Apply that to a visual and you get a useful, concrete idea: the entropy of how an audience responds. If everyone reads an image roughly the same way, the response is low-entropy, semantically narrow, the image communicates decisively. If responses are all over the place, the image is high-entropy, genuinely ambiguous. “This visual is unclear” stops being a hunch and becomes something you can put a number on. You could even show a client that their hero image carries more perceptual ambiguity than a competitor’s, meaning the competitor is communicating more decisively. That’s the kind of number that lands.
Here’s the part the gurus and motivational speakers always skip, and it was a genuine pet peeve of Shannon’s: his theory deliberately had nothing to do with meaning.
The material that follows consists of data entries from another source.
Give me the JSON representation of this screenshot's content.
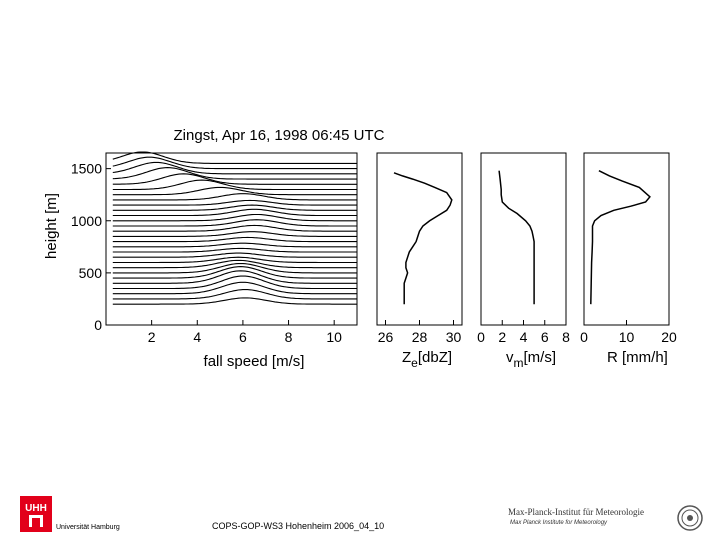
{
  "chart_data": [
    {
      "type": "line",
      "title": "Zingst, Apr 16, 1998 06:45 UTC",
      "xlabel": "fall speed [m/s]",
      "ylabel": "height [m]",
      "xlim": [
        0,
        11
      ],
      "ylim": [
        0,
        1650
      ],
      "x_ticks": [
        "2",
        "4",
        "6",
        "8",
        "10"
      ],
      "y_ticks": [
        "0",
        "500",
        "1000",
        "1500"
      ],
      "description_series": "Doppler spectra stacked by height; each trace is the baseline at its height plus spectral density",
      "spectra": {
        "baselines_m": [
          200,
          250,
          300,
          350,
          400,
          450,
          500,
          550,
          600,
          650,
          700,
          750,
          800,
          850,
          900,
          950,
          1000,
          1050,
          1100,
          1150,
          1200,
          1250,
          1300,
          1350,
          1400,
          1450,
          1500,
          1550
        ],
        "peak_speed_m_s": [
          6.1,
          6.1,
          6.0,
          6.0,
          5.9,
          5.9,
          5.9,
          5.8,
          5.8,
          5.8,
          5.9,
          6.0,
          6.2,
          6.4,
          6.5,
          6.6,
          6.6,
          6.5,
          6.4,
          6.3,
          6.0,
          5.0,
          4.2,
          3.4,
          2.7,
          2.2,
          1.9,
          1.6
        ],
        "peak_amplitude_m": [
          60,
          90,
          110,
          120,
          120,
          110,
          90,
          70,
          50,
          40,
          35,
          35,
          40,
          45,
          55,
          60,
          60,
          60,
          50,
          45,
          60,
          70,
          90,
          100,
          110,
          110,
          110,
          110
        ]
      }
    },
    {
      "type": "line",
      "xlabel": "Z",
      "xlabel_sub": "e",
      "xlabel_unit": "[dbZ]",
      "xlim": [
        25.5,
        30.5
      ],
      "x_ticks": [
        "26",
        "28",
        "30"
      ],
      "ylim": [
        0,
        1650
      ],
      "x": [
        26.5,
        27.0,
        27.6,
        28.3,
        28.9,
        29.6,
        29.9,
        29.8,
        29.6,
        29.1,
        28.6,
        28.2,
        28.0,
        27.9,
        27.8,
        27.6,
        27.4,
        27.3,
        27.2,
        27.2,
        27.3,
        27.2,
        27.1,
        27.1,
        27.1
      ],
      "y": [
        1460,
        1430,
        1400,
        1360,
        1320,
        1270,
        1200,
        1150,
        1100,
        1050,
        1000,
        950,
        900,
        850,
        800,
        750,
        700,
        650,
        600,
        550,
        500,
        450,
        400,
        300,
        200
      ]
    },
    {
      "type": "line",
      "xlabel": "v",
      "xlabel_sub": "m",
      "xlabel_unit": "[m/s]",
      "xlim": [
        0,
        8
      ],
      "x_ticks": [
        "0",
        "2",
        "4",
        "6",
        "8"
      ],
      "ylim": [
        0,
        1650
      ],
      "x": [
        1.7,
        1.8,
        1.9,
        1.9,
        2.0,
        2.6,
        3.4,
        4.2,
        4.6,
        4.8,
        4.9,
        5.0,
        5.0,
        5.0,
        5.0,
        5.0,
        5.0
      ],
      "y": [
        1480,
        1400,
        1300,
        1250,
        1180,
        1120,
        1070,
        1000,
        950,
        900,
        850,
        800,
        700,
        600,
        500,
        400,
        200
      ]
    },
    {
      "type": "line",
      "xlabel": "R [mm/h]",
      "xlim": [
        0,
        20
      ],
      "x_ticks": [
        "0",
        "10",
        "20"
      ],
      "ylim": [
        0,
        1650
      ],
      "x": [
        3.5,
        6.0,
        9.0,
        13.0,
        15.5,
        14.5,
        11.0,
        7.0,
        4.0,
        2.5,
        2.0,
        2.0,
        2.0,
        1.9,
        1.8,
        1.7,
        1.6
      ],
      "y": [
        1480,
        1430,
        1380,
        1320,
        1230,
        1180,
        1140,
        1100,
        1050,
        1000,
        950,
        900,
        800,
        700,
        600,
        400,
        200
      ]
    }
  ],
  "footer": {
    "text": "COPS-GOP-WS3 Hohenheim 2006_04_10",
    "left_logo_text": "Universität Hamburg",
    "left_logo_mark": "UHH",
    "right_logo_title": "Max-Planck-Institut für Meteorologie",
    "right_logo_subtitle": "Max Planck Institute for Meteorology"
  }
}
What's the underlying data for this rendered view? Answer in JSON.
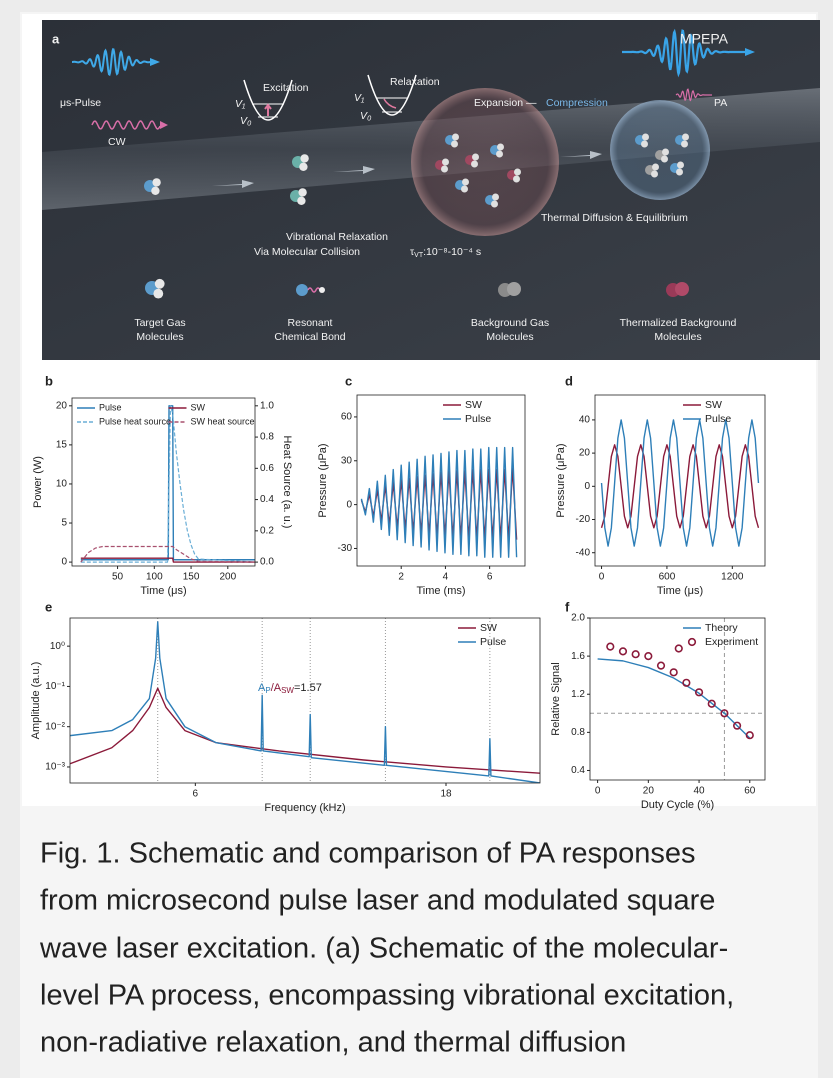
{
  "panel_a": {
    "label": "a",
    "pulse": "μs-Pulse",
    "cw": "CW",
    "excitation": "Excitation",
    "relaxation": "Relaxation",
    "v1": "V₁",
    "v0": "V₀",
    "expansion": "Expansion —",
    "compression": "Compression",
    "mpepa": "MPEPA",
    "pa": "PA",
    "thermal": "Thermal Diffusion & Equilibrium",
    "relaxation_lines": [
      "Vibrational Relaxation",
      "Via Molecular Collision"
    ],
    "tau": "τ",
    "tau_sub": "VT",
    "tau_range": ":10⁻⁸-10⁻⁴ s",
    "legend": [
      [
        "Target Gas",
        "Molecules"
      ],
      [
        "Resonant",
        "Chemical Bond"
      ],
      [
        "Background Gas",
        "Molecules"
      ],
      [
        "Thermalized Background",
        "Molecules"
      ]
    ]
  },
  "chart_data": [
    {
      "type": "line",
      "panel_label": "b",
      "xlabel": "Time (μs)",
      "ylabel": "Power (W)",
      "y2label": "Heat Source (a. u.)",
      "xlim": [
        -12,
        237
      ],
      "ylim": [
        -0.5,
        21
      ],
      "y2lim": [
        -0.025,
        1.05
      ],
      "xticks": [
        50,
        100,
        150,
        200
      ],
      "yticks": [
        0,
        5,
        10,
        15,
        20
      ],
      "y2ticks": [
        {
          "value": 0,
          "label": "0.0"
        },
        0.2,
        0.4,
        0.6,
        0.8,
        {
          "value": 1,
          "label": "1.0"
        }
      ],
      "legend": "upper left",
      "legend_columns": 2,
      "series": [
        {
          "name": "Pulse",
          "color": "#2e7fb8",
          "x": [
            0,
            119,
            120,
            125,
            126,
            237
          ],
          "values": [
            0.3,
            0.3,
            20,
            20,
            0.3,
            0.3
          ]
        },
        {
          "name": "Pulse heat source",
          "color": "#6aaed6",
          "dash": true,
          "axis": "y2",
          "x": [
            0,
            118,
            122,
            125,
            130,
            135,
            140,
            145,
            150,
            155,
            160,
            237
          ],
          "values": [
            0,
            0,
            1,
            0.95,
            0.7,
            0.5,
            0.33,
            0.2,
            0.11,
            0.05,
            0.02,
            0
          ]
        },
        {
          "name": "SW",
          "color": "#8b1a3a",
          "x": [
            0,
            125,
            126,
            237
          ],
          "values": [
            0.5,
            0.5,
            0,
            0
          ]
        },
        {
          "name": "SW heat source",
          "color": "#a8506e",
          "dash": true,
          "axis": "y2",
          "x": [
            0,
            10,
            20,
            30,
            40,
            60,
            125,
            130,
            140,
            150,
            160,
            237
          ],
          "values": [
            0,
            0.06,
            0.09,
            0.1,
            0.1,
            0.1,
            0.1,
            0.08,
            0.05,
            0.02,
            0.005,
            0
          ]
        }
      ]
    },
    {
      "type": "line",
      "panel_label": "c",
      "xlabel": "Time (ms)",
      "ylabel": "Pressure (μPa)",
      "xlim": [
        0,
        7.6
      ],
      "ylim": [
        -42,
        75
      ],
      "xticks": [
        2,
        4,
        6
      ],
      "yticks": [
        -30,
        0,
        30,
        60
      ],
      "legend": "upper right",
      "x": [
        0.2,
        0.38,
        0.56,
        0.74,
        0.92,
        1.1,
        1.28,
        1.46,
        1.64,
        1.82,
        2,
        2.18,
        2.36,
        2.54,
        2.72,
        2.9,
        3.08,
        3.26,
        3.44,
        3.62,
        3.8,
        3.98,
        4.16,
        4.34,
        4.52,
        4.7,
        4.88,
        5.06,
        5.24,
        5.42,
        5.6,
        5.78,
        5.96,
        6.14,
        6.32,
        6.5,
        6.68,
        6.86,
        7.04,
        7.22
      ],
      "series": [
        {
          "name": "SW",
          "color": "#8b1a3a",
          "values": [
            3,
            -5,
            7,
            -8,
            10,
            -11,
            13,
            -14,
            15,
            -16,
            17,
            -17,
            18,
            -19,
            19,
            -20,
            20,
            -21,
            21,
            -22,
            22,
            -22,
            23,
            -23,
            23,
            -23,
            23,
            -24,
            24,
            -24,
            24,
            -24,
            24,
            -24,
            24,
            -24,
            24,
            -24,
            25,
            -24
          ]
        },
        {
          "name": "Pulse",
          "color": "#2e7fb8",
          "values": [
            4,
            -7,
            11,
            -12,
            16,
            -17,
            20,
            -21,
            24,
            -24,
            27,
            -26,
            29,
            -28,
            31,
            -29,
            33,
            -31,
            34,
            -32,
            35,
            -33,
            36,
            -34,
            37,
            -34,
            37,
            -35,
            38,
            -35,
            38,
            -36,
            39,
            -36,
            39,
            -36,
            39,
            -36,
            39,
            -36
          ]
        }
      ]
    },
    {
      "type": "line",
      "panel_label": "d",
      "xlabel": "Time (μs)",
      "ylabel": "Pressure (μPa)",
      "xlim": [
        -60,
        1500
      ],
      "ylim": [
        -48,
        55
      ],
      "xticks": [
        0,
        600,
        1200
      ],
      "yticks": [
        -40,
        -20,
        0,
        20,
        40
      ],
      "legend": "upper right",
      "x": [
        0,
        30,
        60,
        90,
        120,
        150,
        180,
        210,
        240,
        270,
        300,
        330,
        360,
        390,
        420,
        450,
        480,
        510,
        540,
        570,
        600,
        630,
        660,
        690,
        720,
        750,
        780,
        810,
        840,
        870,
        900,
        930,
        960,
        990,
        1020,
        1050,
        1080,
        1110,
        1140,
        1170,
        1200,
        1230,
        1260,
        1290,
        1320,
        1350,
        1380,
        1410,
        1440
      ],
      "series": [
        {
          "name": "SW",
          "color": "#8b1a3a",
          "values": [
            -25,
            -18,
            0,
            18,
            25,
            18,
            0,
            -18,
            -25,
            -18,
            0,
            18,
            25,
            18,
            0,
            -18,
            -25,
            -18,
            0,
            18,
            25,
            18,
            0,
            -18,
            -25,
            -18,
            0,
            18,
            25,
            18,
            0,
            -18,
            -25,
            -18,
            0,
            18,
            25,
            18,
            0,
            -18,
            -25,
            -18,
            0,
            18,
            25,
            18,
            0,
            -18,
            -25
          ]
        },
        {
          "name": "Pulse",
          "color": "#2e7fb8",
          "values": [
            2,
            -25,
            -36,
            -25,
            2,
            29,
            40,
            29,
            2,
            -25,
            -36,
            -25,
            2,
            29,
            40,
            29,
            2,
            -25,
            -36,
            -25,
            2,
            29,
            40,
            29,
            2,
            -25,
            -36,
            -25,
            2,
            29,
            40,
            29,
            2,
            -25,
            -36,
            -25,
            2,
            29,
            40,
            29,
            2,
            -25,
            -36,
            -25,
            2,
            29,
            40,
            29,
            2
          ]
        }
      ]
    },
    {
      "type": "line",
      "panel_label": "e",
      "xlabel": "Frequency (kHz)",
      "ylabel": "Amplitude (a.u.)",
      "yscale": "log",
      "xlim": [
        0,
        22.5
      ],
      "ylim": [
        0.0004,
        5
      ],
      "xticks": [
        6,
        18
      ],
      "yticks": [
        {
          "value": 0.001,
          "label": "10⁻³"
        },
        {
          "value": 0.01,
          "label": "10⁻²"
        },
        {
          "value": 0.1,
          "label": "10⁻¹"
        },
        {
          "value": 1,
          "label": "10⁰"
        }
      ],
      "legend": "upper right",
      "vlines": [
        4.2,
        9.2,
        11.5,
        15.1,
        20.1
      ],
      "annotation_parts": [
        "A",
        "P",
        "/A",
        "SW",
        "=1.57"
      ],
      "series": [
        {
          "name": "SW",
          "color": "#8b1a3a",
          "x": [
            0,
            2,
            3,
            3.8,
            4.2,
            4.6,
            5.5,
            7,
            10,
            14,
            18,
            22.5
          ],
          "values": [
            0.0012,
            0.003,
            0.008,
            0.03,
            0.09,
            0.03,
            0.008,
            0.004,
            0.0025,
            0.0015,
            0.001,
            0.0007
          ]
        },
        {
          "name": "Pulse",
          "color": "#2e7fb8",
          "x": [
            0,
            2,
            3,
            3.8,
            4.1,
            4.2,
            4.3,
            4.6,
            5.5,
            7,
            9.15,
            9.2,
            9.25,
            11.45,
            11.5,
            11.55,
            15.05,
            15.1,
            15.15,
            20.05,
            20.1,
            20.15,
            22.5
          ],
          "values": [
            0.006,
            0.008,
            0.015,
            0.05,
            0.5,
            4,
            0.5,
            0.05,
            0.01,
            0.004,
            0.0025,
            0.06,
            0.0025,
            0.0018,
            0.02,
            0.0017,
            0.0011,
            0.01,
            0.0011,
            0.0006,
            0.005,
            0.0006,
            0.0004
          ]
        }
      ]
    },
    {
      "type": "line",
      "panel_label": "f",
      "xlabel": "Duty Cycle (%)",
      "ylabel": "Relative Signal",
      "xlim": [
        -3,
        66
      ],
      "ylim": [
        0.3,
        2
      ],
      "xticks": [
        0,
        20,
        40,
        60
      ],
      "yticks": [
        0.4,
        0.8,
        1.2,
        1.6,
        {
          "value": 2,
          "label": "2.0"
        }
      ],
      "legend": "upper right",
      "hlines": [
        1
      ],
      "vlines": [
        50
      ],
      "series": [
        {
          "name": "Theory",
          "color": "#2e7fb8",
          "x": [
            0,
            10,
            20,
            30,
            40,
            50,
            60
          ],
          "values": [
            1.57,
            1.55,
            1.48,
            1.37,
            1.21,
            1,
            0.74
          ]
        },
        {
          "name": "Experiment",
          "color": "#8b1a3a",
          "style": "circles",
          "x": [
            5,
            10,
            15,
            20,
            25,
            30,
            32,
            35,
            40,
            45,
            50,
            55,
            60
          ],
          "values": [
            1.7,
            1.65,
            1.62,
            1.6,
            1.5,
            1.43,
            1.68,
            1.32,
            1.22,
            1.1,
            1,
            0.87,
            0.77
          ]
        }
      ]
    }
  ],
  "caption": {
    "lines": [
      "Fig. 1. Schematic and comparison of PA responses",
      "from microsecond pulse laser and modulated square",
      "wave laser excitation. (a) Schematic of the molecular-",
      "level PA process, encompassing vibrational excitation,",
      "non-radiative relaxation, and thermal diffusion"
    ]
  }
}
He said outright that the meaning of a message was irrelevant to the engineering problem he was solving. He cared whether a transmission was received, not what it meant.
Which is exactly why this is interesting rather than a misappropriation. Constellations measures meaning to an audience, the thing Shannon set aside. He wasn’t wrong to set it aside, that wasn’t his problem to solve. But the tools he built for measuring the spread of a signal turn out to give you a real, calibrated way to measure how clearly a piece of creative communicates. Shannon would probably have found that worth a look. He just would have insisted you not pretend he’d already done it.
Frequently asked questions
Can AI take a perception test now? Yes. A year ago AI couldn’t decide and produced an even split, a complete wash. Today it clusters and gives semi-intelligent answers. On simple prompts it does okay. On the abstract, nuanced prompts that branding depends on, it’s wildly off from human data.
If AI can cluster, why not use it instead of human panels? Because the failure mode got harder to catch. AI now produces a confident, compelling rationale for an answer that doesn’t match what real people feel. Take it at face value and you risk a campaign that underperforms for reasons your synthetic audience never warned you about.
What does this prove about the test itself? That it captures something specific to human perception, the actual response of real people to a concept, that a model can imitate in form but not reliably reproduce in substance.
How does Shannon’s information theory connect to this? Shannon gives you a way to quantify how spread out an audience’s responses are, which translates to how clearly a visual communicates. His theory deliberately ignored meaning, which is exactly the gap a perception test fills, by measuring what an image means to an audience rather than just whether a signal got through.